Gen Mike Hostage started training to fly the stealthy fifth-generation fighter in solidarity with the Raptor pilots under his command. F-22 pilots have been experiencing a series of hypoxia-like physiological incidents which have yet to be explained.
"I'm asking these airmen to assume some risk that exceeds the norm in day-to-day training, and I have to be willing to do it myself and experience firsthand what they do," Hostage says.
According to the USAF, Hostage completed the initial F-22 transition course at the Raptor formal training unit (FTU) at the 43rd Fighter Squadron at Tyndall AFB, Florida, on 27 June. Once he returns to Joint Base Langley-Eustis in Virginia, Hostage will undergo additional training in the Raptor, the USAF says.
Normally, pilots undergo basic aircraft qualification at an FTU before being assigned to an operation squadron.
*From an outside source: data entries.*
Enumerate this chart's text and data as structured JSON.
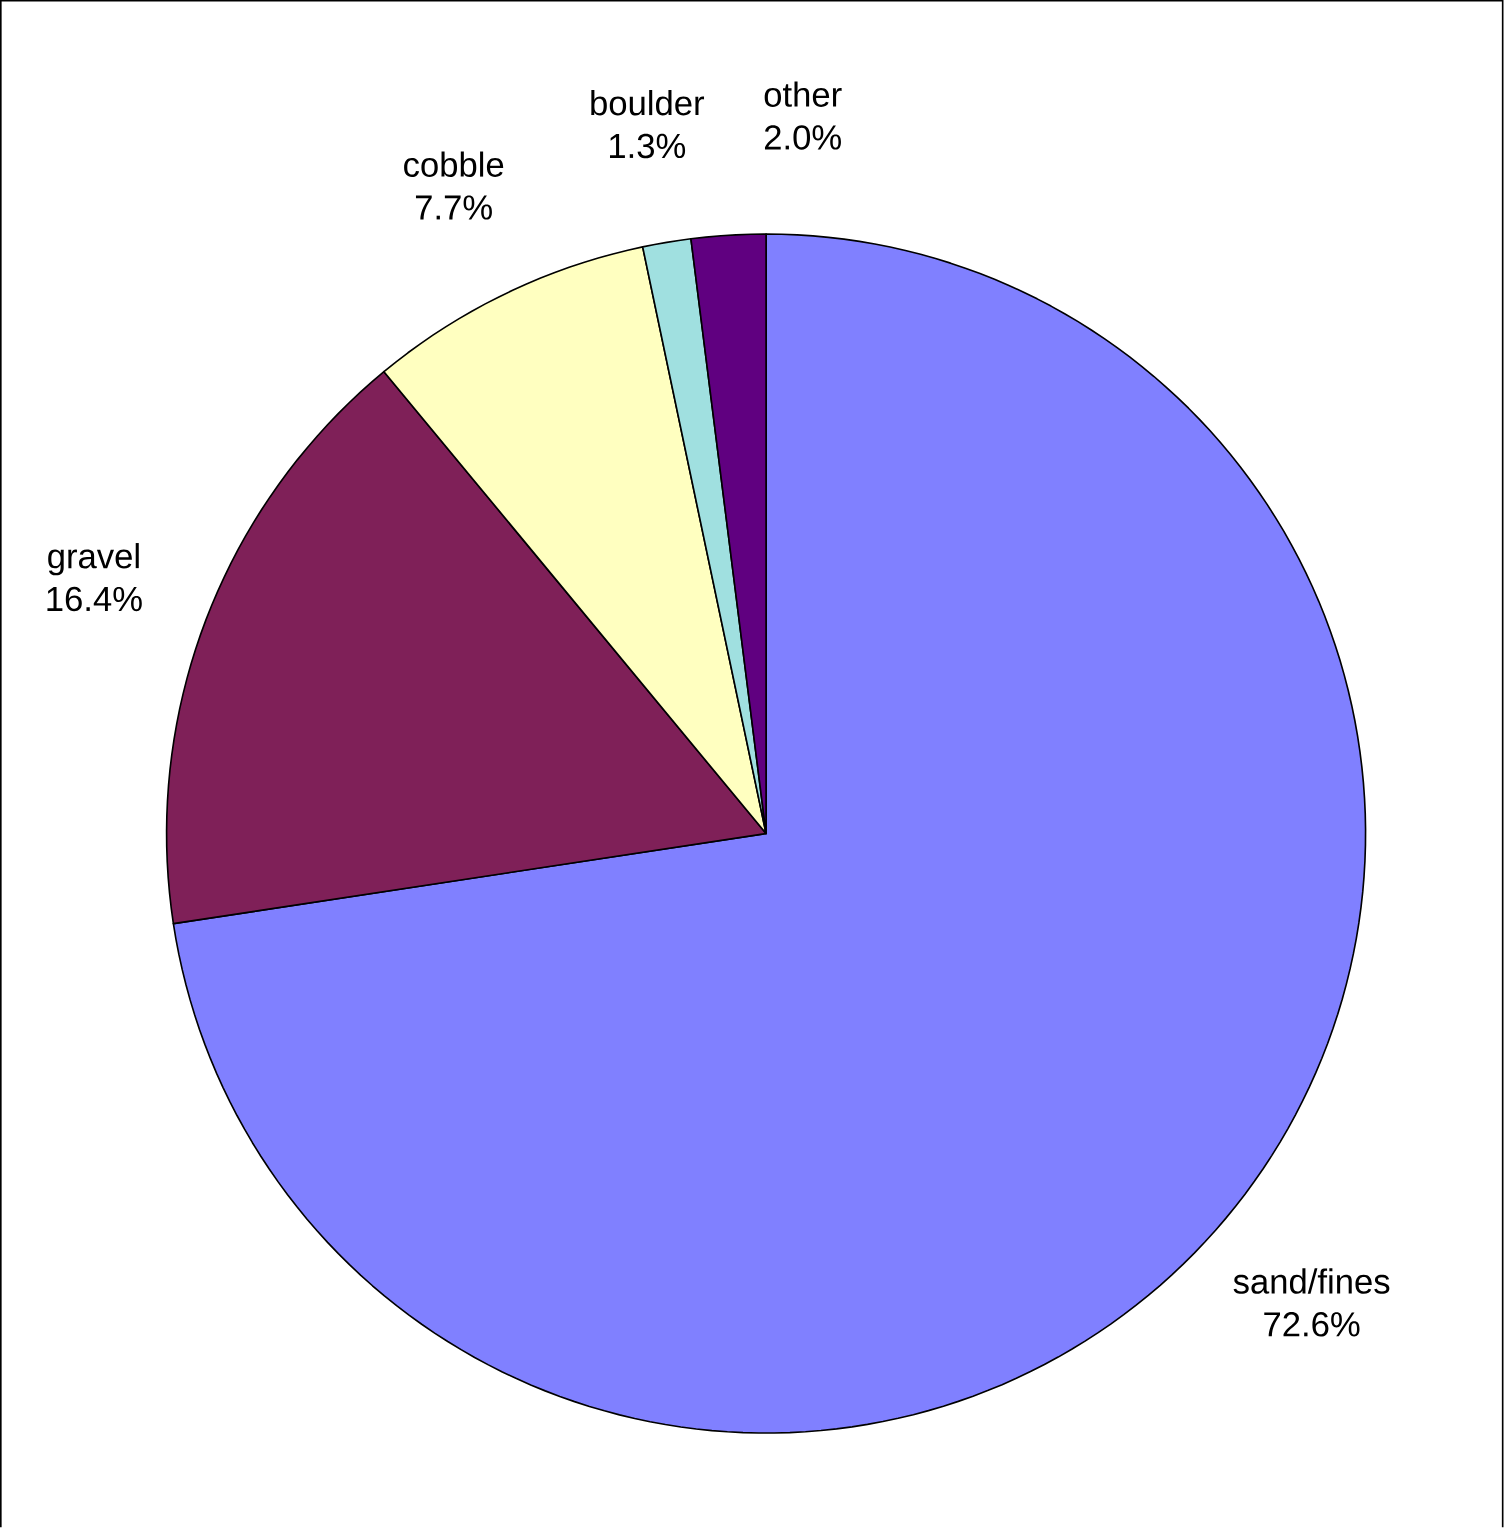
{
  "chart_data": {
    "type": "pie",
    "categories": [
      "sand/fines",
      "gravel",
      "cobble",
      "boulder",
      "other"
    ],
    "values": [
      72.6,
      16.4,
      7.7,
      1.3,
      2.0
    ],
    "value_labels": [
      "72.6%",
      "16.4%",
      "7.7%",
      "1.3%",
      "2.0%"
    ],
    "colors": [
      "#8080ff",
      "#7f2058",
      "#ffffc0",
      "#a0e0e0",
      "#600080"
    ]
  }
}
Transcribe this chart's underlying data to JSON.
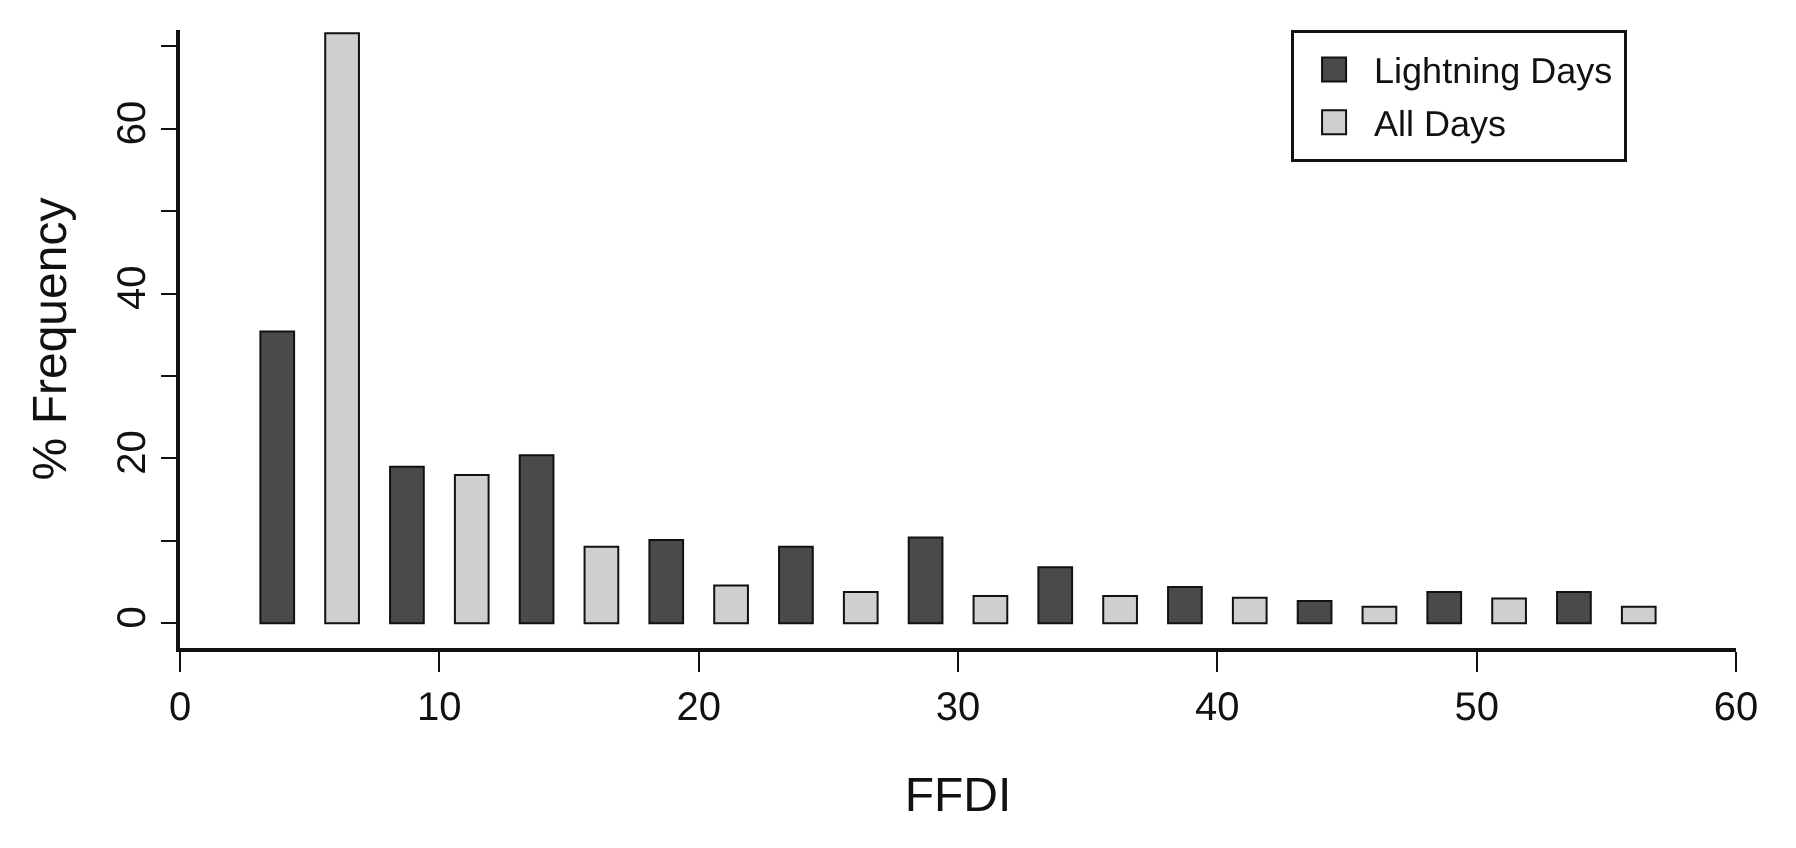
{
  "chart_data": {
    "type": "bar",
    "xlabel": "FFDI",
    "ylabel": "% Frequency",
    "x": [
      5,
      10,
      15,
      20,
      25,
      30,
      35,
      40,
      45,
      50,
      55
    ],
    "series": [
      {
        "name": "Lightning Days",
        "color": "#4a4a4a",
        "values": [
          35.4,
          19,
          20.4,
          10.1,
          9.3,
          10.4,
          6.8,
          4.4,
          2.7,
          3.8,
          3.8
        ]
      },
      {
        "name": "All Days",
        "color": "#cfcfcf",
        "values": [
          71.6,
          18,
          9.3,
          4.6,
          3.8,
          3.3,
          3.3,
          3.1,
          2,
          3,
          2
        ]
      }
    ],
    "xlim": [
      0,
      60
    ],
    "xticks": [
      0,
      10,
      20,
      30,
      40,
      50,
      60
    ],
    "ylim": [
      -3,
      72
    ],
    "yticks": [
      0,
      {
        "value": 10,
        "label": null
      },
      20,
      {
        "value": 30,
        "label": null
      },
      40,
      {
        "value": 50,
        "label": null
      },
      60,
      {
        "value": 70,
        "label": null
      }
    ],
    "legend": "top right"
  }
}
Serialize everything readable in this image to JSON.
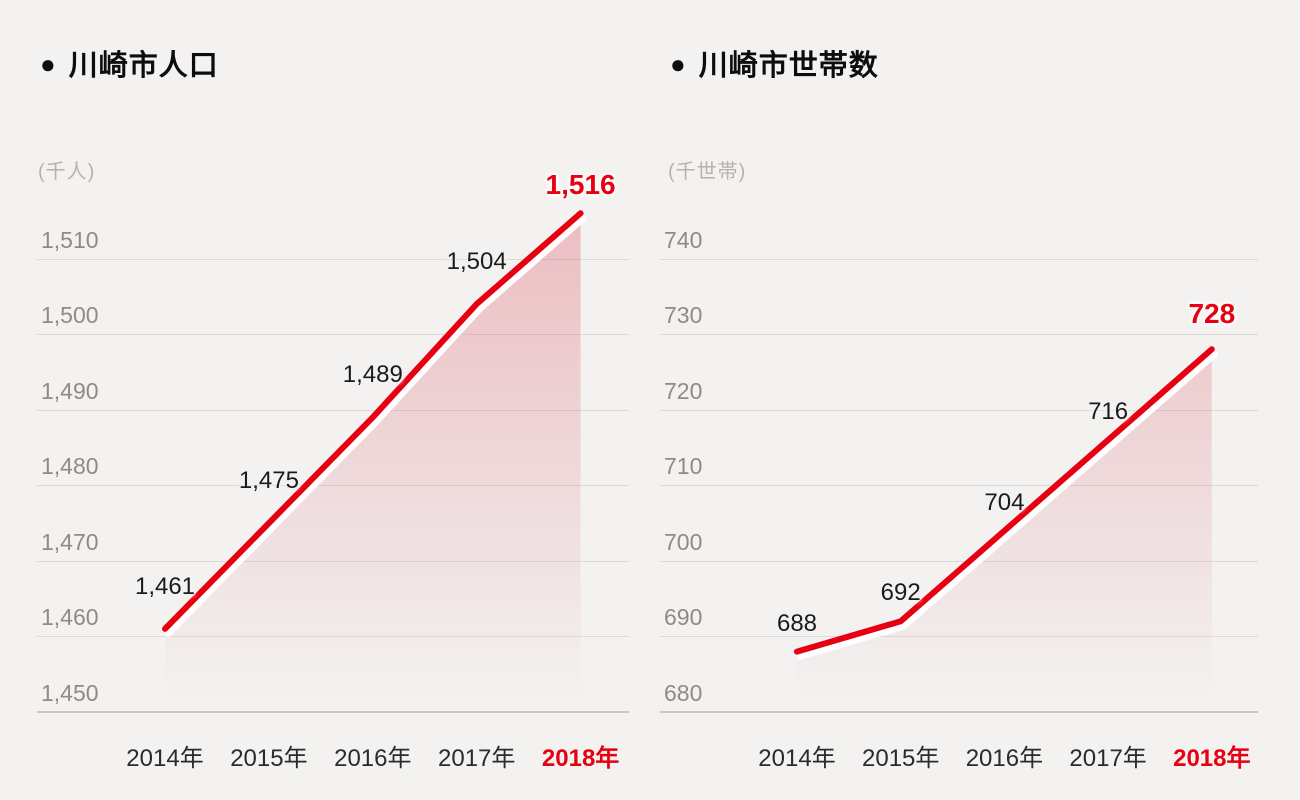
{
  "page": {
    "background_color": "#f3f2f1",
    "accent_color": "#e60012",
    "fill_base_color": "#e06e7a",
    "gridline_color": "#dbdad8",
    "baseline_color": "#c9c7c5"
  },
  "chart_data": [
    {
      "type": "line",
      "bullet": "●",
      "title": "川崎市人口",
      "unit_label": "(千人)",
      "categories": [
        "2014年",
        "2015年",
        "2016年",
        "2017年",
        "2018年"
      ],
      "values": [
        1461,
        1475,
        1489,
        1504,
        1516
      ],
      "value_labels": [
        "1,461",
        "1,475",
        "1,489",
        "1,504",
        "1,516"
      ],
      "highlight_last": true,
      "ylim": [
        1450,
        1510
      ],
      "ytick_step": 10,
      "ytick_labels": [
        "1,450",
        "1,460",
        "1,470",
        "1,480",
        "1,490",
        "1,500",
        "1,510"
      ],
      "grid": true,
      "legend": "none",
      "line_color": "#e60012"
    },
    {
      "type": "line",
      "bullet": "●",
      "title": "川崎市世帯数",
      "unit_label": "(千世帯)",
      "categories": [
        "2014年",
        "2015年",
        "2016年",
        "2017年",
        "2018年"
      ],
      "values": [
        688,
        692,
        704,
        716,
        728
      ],
      "value_labels": [
        "688",
        "692",
        "704",
        "716",
        "728"
      ],
      "highlight_last": true,
      "ylim": [
        680,
        740
      ],
      "ytick_step": 10,
      "ytick_labels": [
        "680",
        "690",
        "700",
        "710",
        "720",
        "730",
        "740"
      ],
      "grid": true,
      "legend": "none",
      "line_color": "#e60012"
    }
  ]
}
Once at an operational unit, a pilot has to undertake mission qualification training in order to be certified to go to war as a wingman.
However, because of the unusual circumstances under which Hostage ended up flying the Raptor, the general will be operating with a number of F-22 squadrons throughout the USAF.
Four-star general officers very seldom fly operationally with line units.